Kedaulatan Rakyat, 8 April 2010

Mutakhir, Koordinator Kopertis Wilayah V DIY, Prof Dr Budi Santosa Wignyosukarto Dipl HE, menyampaikan bahwa tahun 2012 mendatang ditargetkan semua dosen harus bergelar S2. Di samping itu, pada tahun 2014 ditargetkan pula semua dosen sudah tersertifikasi. Hanya saja, 40 persen dari perguruan tinggi swasta (PTS) sampai kini tak sehat.
Beberapa faktor yang mempengaruhi tidak sehatnya sebuah PTS, imbuh Budi, ada pada kualitas dosen itu sendiri, keterbatasan tenaga pengajar, minimnya sarana dan prasarana kegiatan belajar mengajar bahkan minimnya jumlah mahasiswa. “Salah satu indikator PTS tak sehat itu, mahasiswanya kurang dari 1.000 orang sehingga mau tidak mau harus merger. Bagaimanapun juga PTS itu kan tergantung pada jumlah mahasiswa, semakin mahasiswanya banyak, itu berarti PTS tersebut semakin diminati dan berarti kondisinya sehat,” jelasnya. (Kedaulatan Rakyat, 6/4/2010).

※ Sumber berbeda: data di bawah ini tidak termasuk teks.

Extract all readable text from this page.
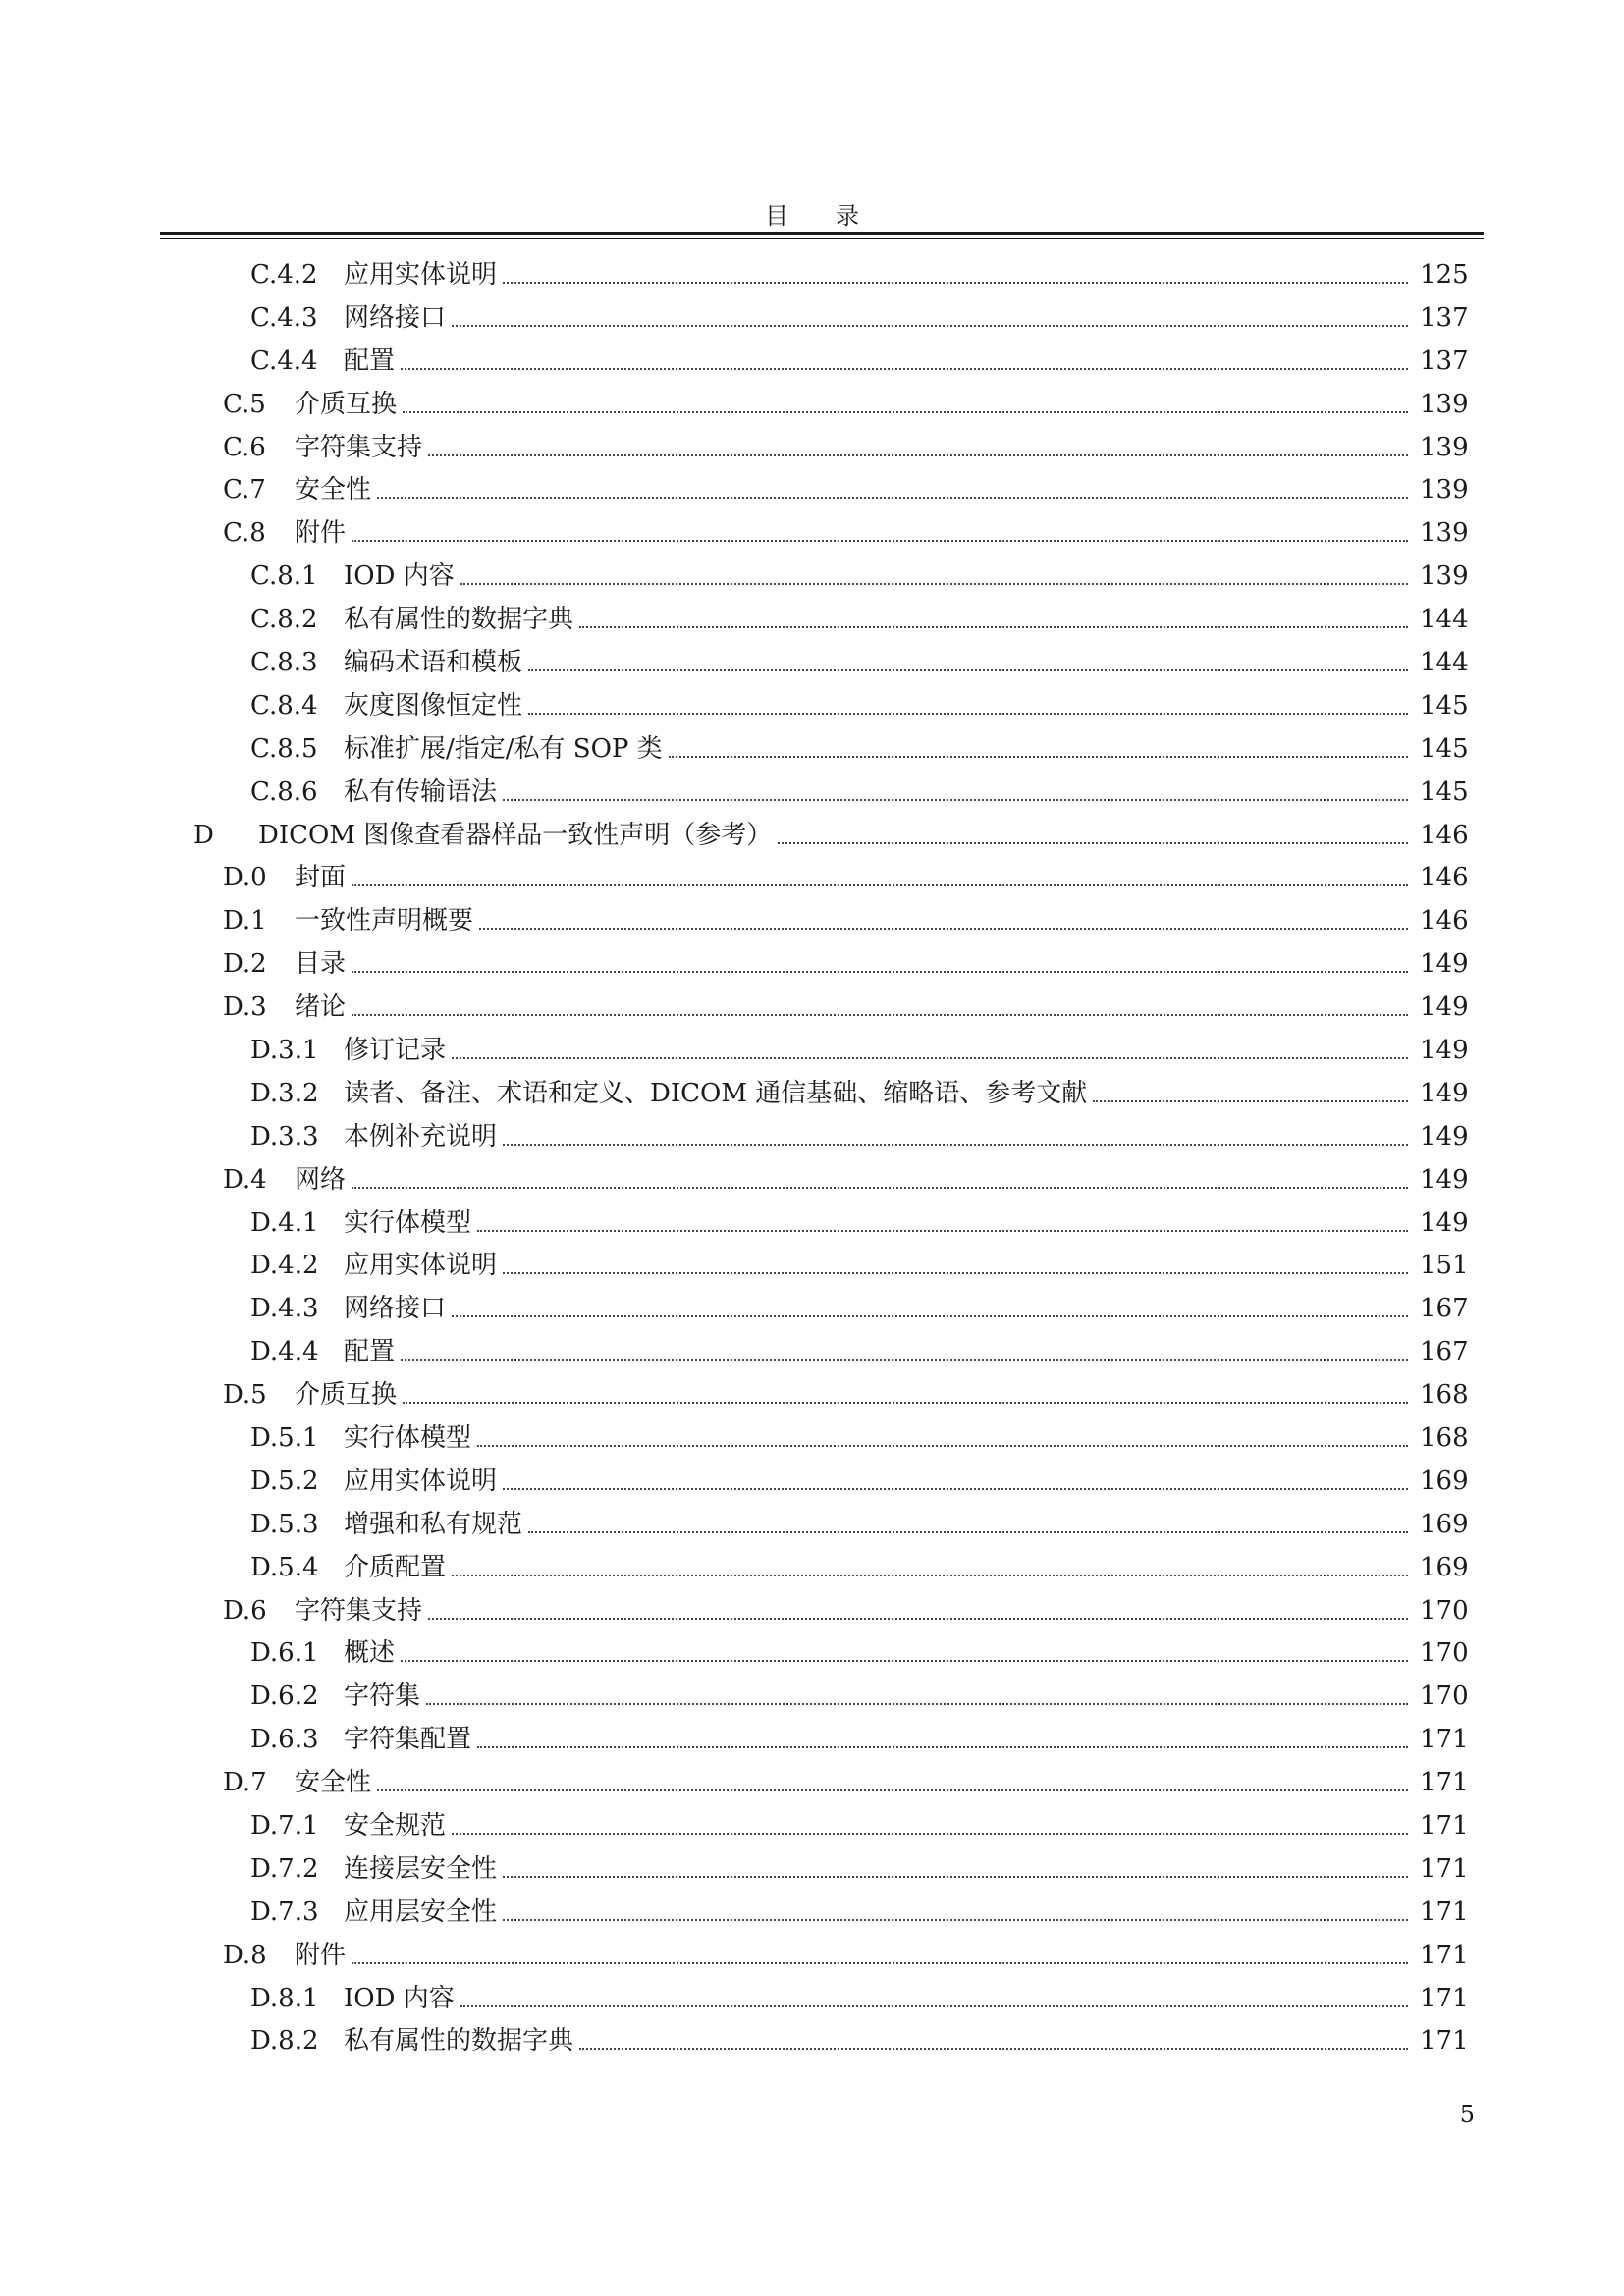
目 录
C.4.2	应用实体说明	125
C.4.3	网络接口	137
C.4.4	配置	137
C.5	介质互换	139
C.6	字符集支持	139
C.7	安全性	139
C.8	附件	139
C.8.1	IOD 内容	139
C.8.2	私有属性的数据字典	144
C.8.3	编码术语和模板	144
C.8.4	灰度图像恒定性	145
C.8.5	标准扩展/指定/私有 SOP 类	145
C.8.6	私有传输语法	145
D	DICOM 图像查看器样品一致性声明（参考）	146
D.0	封面	146
D.1	一致性声明概要	146
D.2	目录	149
D.3	绪论	149
D.3.1 修订记录	149
D.3.2 读者、备注、术语和定义、DICOM 通信基础、缩略语、参考文献	149
D.3.3 本例补充说明	149
D.4	网络	149
D.4.1 实行体模型	149
D.4.2 应用实体说明	151
D.4.3 网络接口	167
D.4.4 配置	167
D.5	介质互换	168
D.5.1 实行体模型	168
D.5.2 应用实体说明	169
D.5.3 增强和私有规范	169
D.5.4 介质配置	169
D.6	字符集支持	170
D.6.1 概述	170
D.6.2 字符集	170
D.6.3 字符集配置	171
D.7	安全性	171
D.7.1 安全规范	171
D.7.2 连接层安全性	171
D.7.3 应用层安全性	171
D.8	附件	171
D.8.1 IOD 内容	171
D.8.2 私有属性的数据字典	171
5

Jika menanggapi Koordinator Kopertis Wilayah V DIY di atas, tentang target S2 untuk seluruh dosen dan sertifikasinya pada tahun 2014, tentu tak begitu sulit. Banyak jalan yang dapat dilakukan pemerintah atau terpaksanya setiap individu yang bersangkutan agar target tersebut terpenuhi. Untuk menargetkan tahun 2012 dosen harus S2, pemerintah dapat membiayai pendidikan S2 setiap dosen yang belum bertitel S2. Jika terpaksanya pemerintah tidak bisa (untuk mengatakan tidak mau), para dosen bisa berinisiatif untuk kuliah sendiri. Para dosen yang belum bergelar S2 ini, meski sekarang belum menapaki kuliah S2, dirinya masih diuntungkan, karena pemerintah memberi kesempatan untuk mengupayakannya. Waktu 2 tahun (2010-2012) bisa digunakan untuk seluruh proses belajar mengajar S2 mulai dari pendaftaran hingga yudisium.

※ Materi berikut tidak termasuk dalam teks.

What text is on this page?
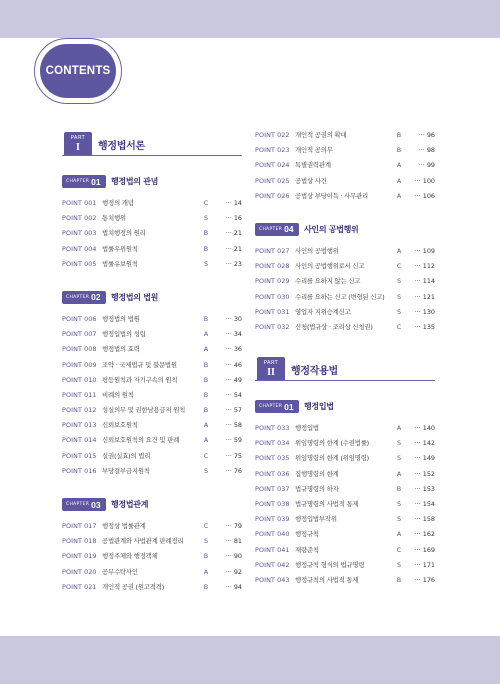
CONTENTS
PART
I	행정법서론
CHAPTER 01 행정법의 관념
POINT 001 행정의 개념	C	··· 14
POINT 002 통치행위	S	··· 16
POINT 003 법치행정의 원리	B	··· 21
POINT 004 법률우위원칙	B	··· 21
POINT 005 법률유보원칙	S	··· 23
CHAPTER 02 행정법의 법원
POINT 006 행정법의 법원	B	··· 30
POINT 007 행정입법의 성립	A	··· 34
POINT 008 행정법의 효력	A	··· 36
POINT 009 조약 · 국제법규 및 불문법원	B	··· 46
POINT 010 평등원칙과 자기구속의 원칙	B	··· 49
POINT 011 비례의 원칙	B	··· 54
POINT 012 성실의무 및 권한남용금지 원칙	B	··· 57
POINT 013 신뢰보호원칙	A	··· 58
POINT 014 신뢰보호원칙의 요건 및 판례	A	··· 59
POINT 015 실권(실효)의 법리	C	··· 75
POINT 016 부당결부금지원칙	S	··· 76
CHAPTER 03 행정법관계
POINT 017 행정상 법률관계	C	··· 79
POINT 018 공법관계와 사법관계 판례정리	S	··· 81
POINT 019 행정주체와 행정객체	B	··· 90
POINT 020 공무수탁사인	A	··· 92
POINT 021 개인적 공권 (원고적격)	B	··· 94
POINT 022 개인적 공권의 확대	B	··· 96
POINT 023 개인적 공의무	B	··· 98
POINT 024 특별권력관계	A	··· 99
POINT 025 공법상 사건	A ··· 100
POINT 026 공법상 부당이득 · 사무관리	A ··· 106
CHAPTER 04 사인의 공법행위
POINT 027 사인의 공법행위	A ··· 109
POINT 028 사인의 공법행위로서 신고	C ··· 112
POINT 029 수리를 요하지 않는 신고	S	··· 114
POINT 030 수리를 요하는 신고 (변형된 신고)	S	··· 121
POINT 031 영업자 지위승계신고	S	··· 130
POINT 032 신청(법규상 · 조리상 신청권)	C ··· 135
PART
II	행정작용법
CHAPTER 01 행정입법
POINT 033 행정입법	A ··· 140
POINT 034 위임명령의 한계 (수권법률)	S	··· 142
POINT 035 위임명령의 한계 (위임명령)	S	··· 149
POINT 036 집행명령의 한계	A ··· 152
POINT 037 법규명령의 하자	B ··· 153
POINT 038 법규명령의 사법적 통제	S	··· 154
POINT 039 행정입법부작위	S	··· 158
POINT 040 행정규칙	A ··· 162
POINT 041 재량준칙	C ··· 169
POINT 042 행정규칙 형식의 법규명령	S	··· 171
POINT 043 행정규칙의 사법적 통제	B ··· 176
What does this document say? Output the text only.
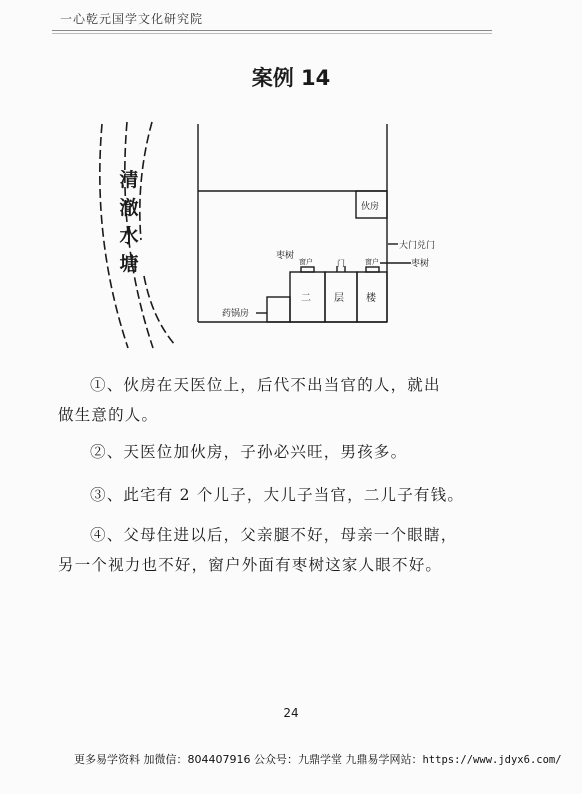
一心乾元国学文化研究院
案例 14
清
澈
水
塘
伙房
大门兑门
枣树
枣树
窗户	门	窗户
药锅房
二 层 楼
①、伙房在天医位上，后代不出当官的人，就出
做生意的人。
②、天医位加伙房，子孙必兴旺，男孩多。
③、此宅有 2 个儿子，大儿子当官，二儿子有钱。
④、父母住进以后，父亲腿不好，母亲一个眼瞎，
另一个视力也不好，窗户外面有枣树这家人眼不好。
24
更多易学资料 加微信：804407916 公众号：九鼎学堂 九鼎易学网站：https://www.jdyx6.com/
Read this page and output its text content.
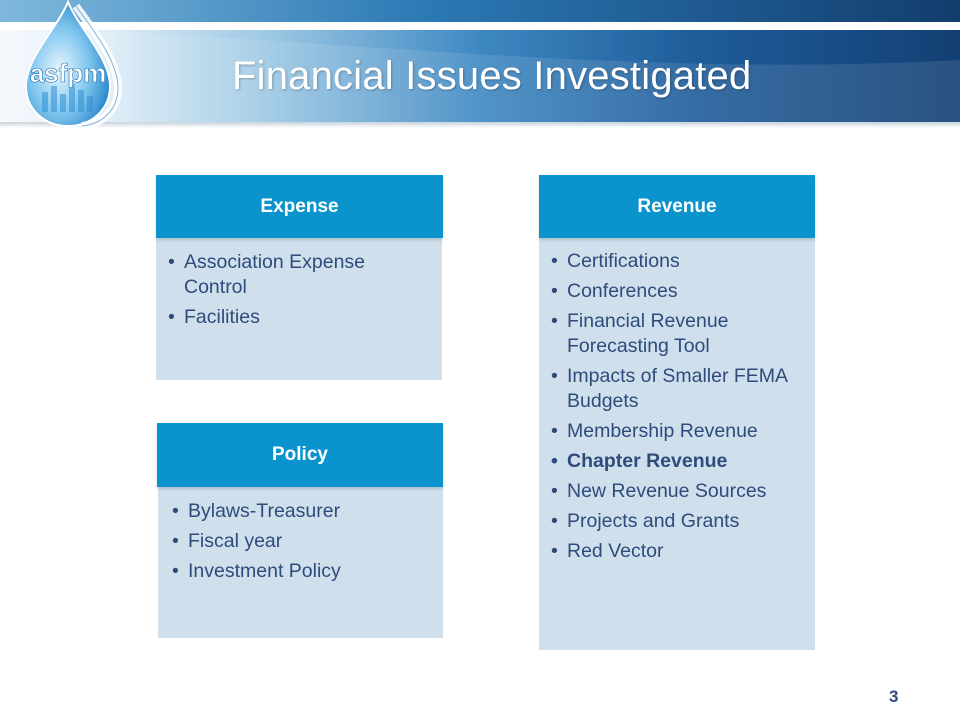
Financial Issues Investigated
asfpm
Expense
• Association Expense Control
• Facilities
Policy
• Bylaws-Treasurer
• Fiscal year
• Investment Policy
Revenue
• Certifications
• Conferences
• Financial Revenue Forecasting Tool
• Impacts of Smaller FEMA Budgets
• Membership Revenue
• Chapter Revenue
• New Revenue Sources
• Projects and Grants
• Red Vector
3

Tentang sertifikasi pun demikian. Para dosen dapat mengupayakan dengan sekuat tenaga dalam jangka 4 tahun ini untuk mengejar nilai sertifikasi sebagaimana yang distandarkan pemerintah. Apalagi kini banyak kegiatan yang dapat diikuti para dosen sehingga menjadikan bobot poin sertifikasinya semakin melonjak. Waktu 4 adalah kesempatan besar bagi dosen untuk meraih sertifikasi. Hanya saja, meskipun dosen, tanpa adanya kreatifitas nyata, tak mungkin akan tersertifikasi meski dengan jangka waktu yang relatif panjang.

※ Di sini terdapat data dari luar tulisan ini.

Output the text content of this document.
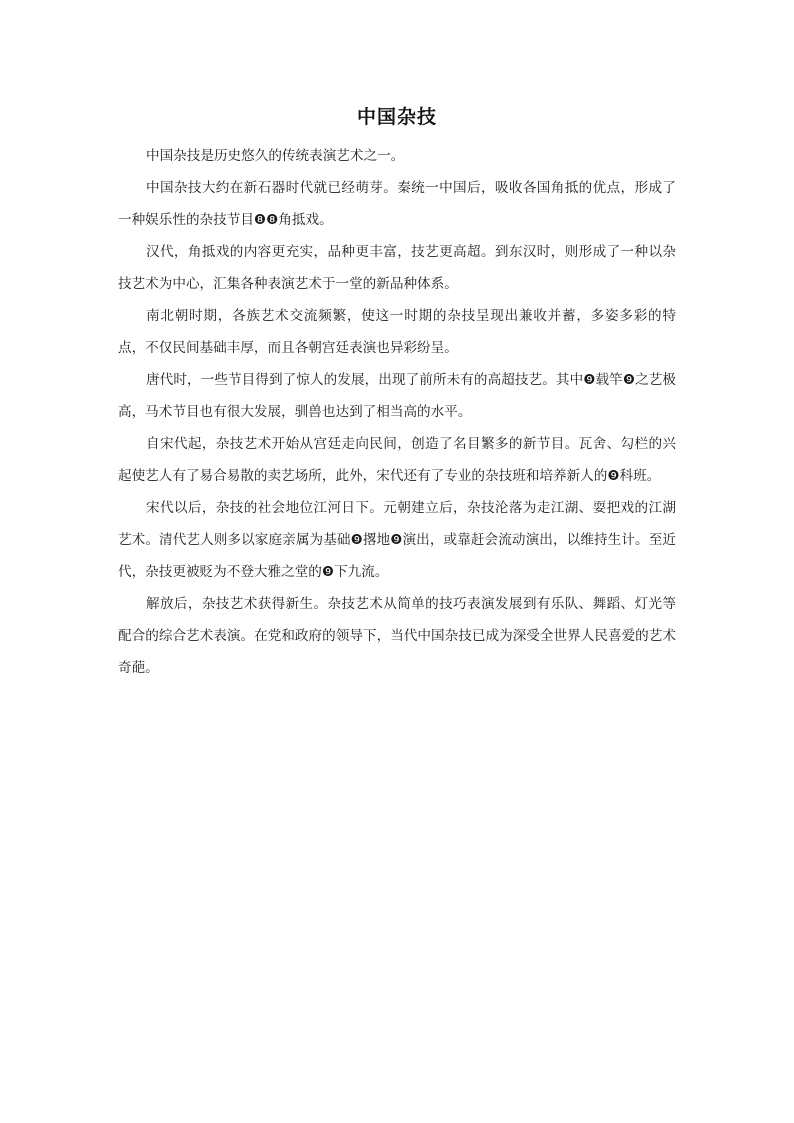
中国杂技

中国杂技是历史悠久的传统表演艺术之一。

中国杂技大约在新石器时代就已经萌芽。秦统一中国后，吸收各国角抵的优点，形成了一种娱乐性的杂技节目❽❽角抵戏。

汉代，角抵戏的内容更充实，品种更丰富，技艺更高超。到东汉时，则形成了一种以杂技艺术为中心，汇集各种表演艺术于一堂的新品种体系。

南北朝时期，各族艺术交流频繁，使这一时期的杂技呈现出兼收并蓄，多姿多彩的特点，不仅民间基础丰厚，而且各朝宫廷表演也异彩纷呈。

唐代时，一些节目得到了惊人的发展，出现了前所未有的高超技艺。其中❾载竿❾之艺极高，马术节目也有很大发展，驯兽也达到了相当高的水平。

自宋代起，杂技艺术开始从宫廷走向民间，创造了名目繁多的新节目。瓦舍、勾栏的兴起使艺人有了易合易散的卖艺场所，此外，宋代还有了专业的杂技班和培养新人的❾科班。

宋代以后，杂技的社会地位江河日下。元朝建立后，杂技沦落为走江湖、耍把戏的江湖艺术。清代艺人则多以家庭亲属为基础❾撂地❾演出，或靠赶会流动演出，以维持生计。至近代，杂技更被贬为不登大雅之堂的❾下九流。

解放后，杂技艺术获得新生。杂技艺术从简单的技巧表演发展到有乐队、舞蹈、灯光等配合的综合艺术表演。在党和政府的领导下，当代中国杂技已成为深受全世界人民喜爱的艺术奇葩。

Yang menjadi permasalahan utama sekarang adalah, terkait kualitas dosen, keterbatasan tenaga pengajar, minimnya sarana dan prasarana kegiatan belajar mengajar dan minimnya jumlah mahasiswa. Dalam ranah ini, pembahasannya adalah terkait dengan kualitas. Dari kesemuanya tidak dapat diraih hanya dengan para dosen ber-S2 atau bersertifikasi. Keduanya tak dapat menjamin kualitas dosen semakin baik. Dalam artian, dosen yang telah tersertifikasi dan ber-S2 belum tentu bisa memiliki nilai guna yang lebih dari pada dosen yang belum memenuhi keduanya.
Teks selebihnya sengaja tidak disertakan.